BACKGROUND: Aortic valve replacement (AVR) is one of the most common surgeries performed in cardiac surgery operating rooms. We present actual, real life trends from the last 10 years for AVR interventions based on a multicentre National Registry of Cardiac Surgery Database. METHODS: The study population consisted of all 50,846 consecutive adult patients who underwent AVR between January 2006 and August 2016 in all cardiac surgery units in Poland. The main outcome measures were changes in the number of valves, characteristics of valves, operative details, and in-hospital mortality. Analysis consisted of all aortic valve (AV) procedures, including isolated AV surgery, combination procedures and patients who had a prior valve operation. RESULTS: In last 10 years, the number of procedures increased by 46%. Isolated surgical AVR was performed in 61.2%, AVR + coronary artery bypass grafting (CABG) in 23.9%, AVR + mitral valve replacement (MVR) in 7%, and transcatheter aortic valve implantation (TAVI) in 2.3% of patients. The mean patient age increased significantly from 61.4 years in 2006 to 66.1 years in 2016. Aortic stenosis was diagnosed in 73.4%, severe aortic insufficiency in 15.8% of cases. The most common valve pathology was calcification. Congenital valve dysfunction was diagnosed in 3.7% of cases.
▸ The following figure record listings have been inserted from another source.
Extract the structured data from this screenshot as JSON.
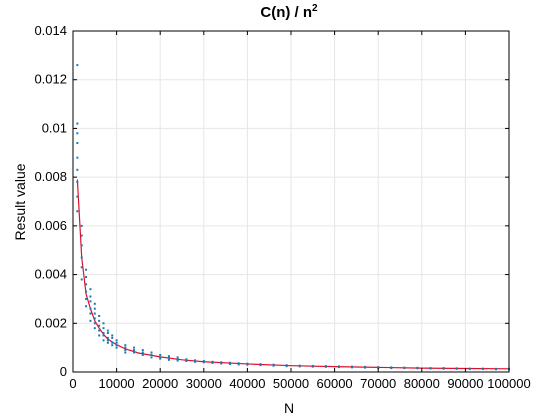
{
  "chart_data": {
    "type": "scatter",
    "title": "C(n) / n",
    "title_superscript": "2",
    "xlabel": "N",
    "ylabel": "Result value",
    "xlim": [
      0,
      100000
    ],
    "ylim": [
      0,
      0.014
    ],
    "x_ticks": [
      0,
      10000,
      20000,
      30000,
      40000,
      50000,
      60000,
      70000,
      80000,
      90000,
      100000
    ],
    "x_tick_labels": [
      "0",
      "10000",
      "20000",
      "30000",
      "40000",
      "50000",
      "60000",
      "70000",
      "80000",
      "90000",
      "100000"
    ],
    "y_ticks": [
      0,
      0.002,
      0.004,
      0.006,
      0.008,
      0.01,
      0.012,
      0.014
    ],
    "y_tick_labels": [
      "0",
      "0.002",
      "0.004",
      "0.006",
      "0.008",
      "0.01",
      "0.012",
      "0.014"
    ],
    "grid": true,
    "colors": {
      "points": "#1f77b4",
      "fit_line": "#e0102a",
      "frame": "#000000",
      "grid": "#e6e6e6"
    },
    "series": [
      {
        "kind": "scatter",
        "x": [
          1000,
          1000,
          1000,
          1000,
          1000,
          1000,
          1000,
          1000,
          1000,
          2000,
          2000,
          2000,
          2000,
          2000,
          2000,
          3000,
          3000,
          3000,
          3000,
          3000,
          3000,
          4000,
          4000,
          4000,
          4000,
          4000,
          4000,
          5000,
          5000,
          5000,
          5000,
          5000,
          5000,
          6000,
          6000,
          6000,
          6000,
          6000,
          7000,
          7000,
          7000,
          7000,
          7000,
          8000,
          8000,
          8000,
          8000,
          8000,
          9000,
          9000,
          9000,
          9000,
          10000,
          10000,
          10000,
          10000,
          12000,
          12000,
          12000,
          12000,
          14000,
          14000,
          14000,
          16000,
          16000,
          16000,
          18000,
          18000,
          18000,
          20000,
          20000,
          20000,
          22000,
          22000,
          22000,
          24000,
          24000,
          24000,
          26000,
          26000,
          28000,
          28000,
          30000,
          30000,
          32000,
          32000,
          34000,
          34000,
          36000,
          36000,
          38000,
          38000,
          40000,
          40000,
          43000,
          43000,
          46000,
          46000,
          49000,
          49000,
          52000,
          52000,
          55000,
          55000,
          58000,
          58000,
          61000,
          61000,
          64000,
          64000,
          67000,
          67000,
          70000,
          70000,
          73000,
          73000,
          76000,
          76000,
          79000,
          79000,
          82000,
          82000,
          85000,
          85000,
          88000,
          88000,
          91000,
          91000,
          94000,
          94000,
          97000,
          97000,
          100000,
          100000
        ],
        "y": [
          0.0126,
          0.0102,
          0.0098,
          0.0094,
          0.0088,
          0.0083,
          0.0078,
          0.0072,
          0.0066,
          0.006,
          0.0056,
          0.0052,
          0.0047,
          0.0043,
          0.0038,
          0.0042,
          0.0039,
          0.0036,
          0.0033,
          0.003,
          0.0027,
          0.0034,
          0.0031,
          0.0029,
          0.0026,
          0.0024,
          0.0021,
          0.0028,
          0.0026,
          0.0024,
          0.0022,
          0.002,
          0.0018,
          0.0023,
          0.0021,
          0.0019,
          0.0017,
          0.0015,
          0.002,
          0.0018,
          0.0016,
          0.0015,
          0.0013,
          0.0017,
          0.0016,
          0.0014,
          0.0013,
          0.0012,
          0.0015,
          0.0014,
          0.0012,
          0.0011,
          0.0013,
          0.0012,
          0.0011,
          0.001,
          0.0011,
          0.001,
          0.0009,
          0.0008,
          0.001,
          0.0009,
          0.0008,
          0.0009,
          0.0008,
          0.0007,
          0.0008,
          0.0007,
          0.0006,
          0.0007,
          0.0006,
          0.00055,
          0.00065,
          0.00058,
          0.0005,
          0.0006,
          0.00053,
          0.00047,
          0.00052,
          0.00045,
          0.00048,
          0.00042,
          0.00045,
          0.0004,
          0.00042,
          0.00037,
          0.0004,
          0.00035,
          0.00038,
          0.00033,
          0.00036,
          0.00031,
          0.00034,
          0.0003,
          0.00032,
          0.00028,
          0.0003,
          0.00026,
          0.00028,
          0.00024,
          0.00026,
          0.00023,
          0.00025,
          0.00022,
          0.00024,
          0.00021,
          0.00023,
          0.0002,
          0.00022,
          0.00019,
          0.00021,
          0.00018,
          0.0002,
          0.00017,
          0.00019,
          0.00016,
          0.00018,
          0.00016,
          0.00017,
          0.00015,
          0.00016,
          0.00014,
          0.00016,
          0.00013,
          0.00015,
          0.00013,
          0.00014,
          0.00012,
          0.00014,
          0.00012,
          0.00013,
          0.00011,
          0.00013,
          0.00011
        ]
      },
      {
        "kind": "line",
        "x": [
          1000,
          2000,
          3000,
          4000,
          5000,
          6000,
          7000,
          8000,
          10000,
          12000,
          15000,
          20000,
          25000,
          30000,
          40000,
          50000,
          60000,
          70000,
          80000,
          90000,
          100000
        ],
        "y": [
          0.0079,
          0.0047,
          0.0032,
          0.0026,
          0.0021,
          0.0018,
          0.00155,
          0.00135,
          0.00112,
          0.00095,
          0.00078,
          0.00062,
          0.0005,
          0.00042,
          0.00033,
          0.00026,
          0.00022,
          0.00019,
          0.00016,
          0.000145,
          0.00013
        ]
      }
    ]
  }
}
There was a 33.7% increase of bioprosthesis, and the most common implanted bioprosthesis was the Hancock II. The most common implanted mechanical prosthesis was the St. Jude Medical Mechanical Valve. In-hospital mortality decreased significantly over the 10-year period in all AV procedures from 10.9% in 2006 to 8.3% in 2016. Mean in-hospital mortality was: 4.0% in isolated surgical AVR, 5.4% in TAVI, 6.8% in AVR + CABG, 9.8% in AVR + MVR, 17.2% in AVR + MVR + CABG. CONCLUSIONS: In the last ten years, the number of AV procedure has doubled. Mortality was significantly lower with all types of AV procedure despite very rapid aging of AVR patients. TAVI procedure rapidly grew in popularity. There is significant increase in the use of bioprosthesis.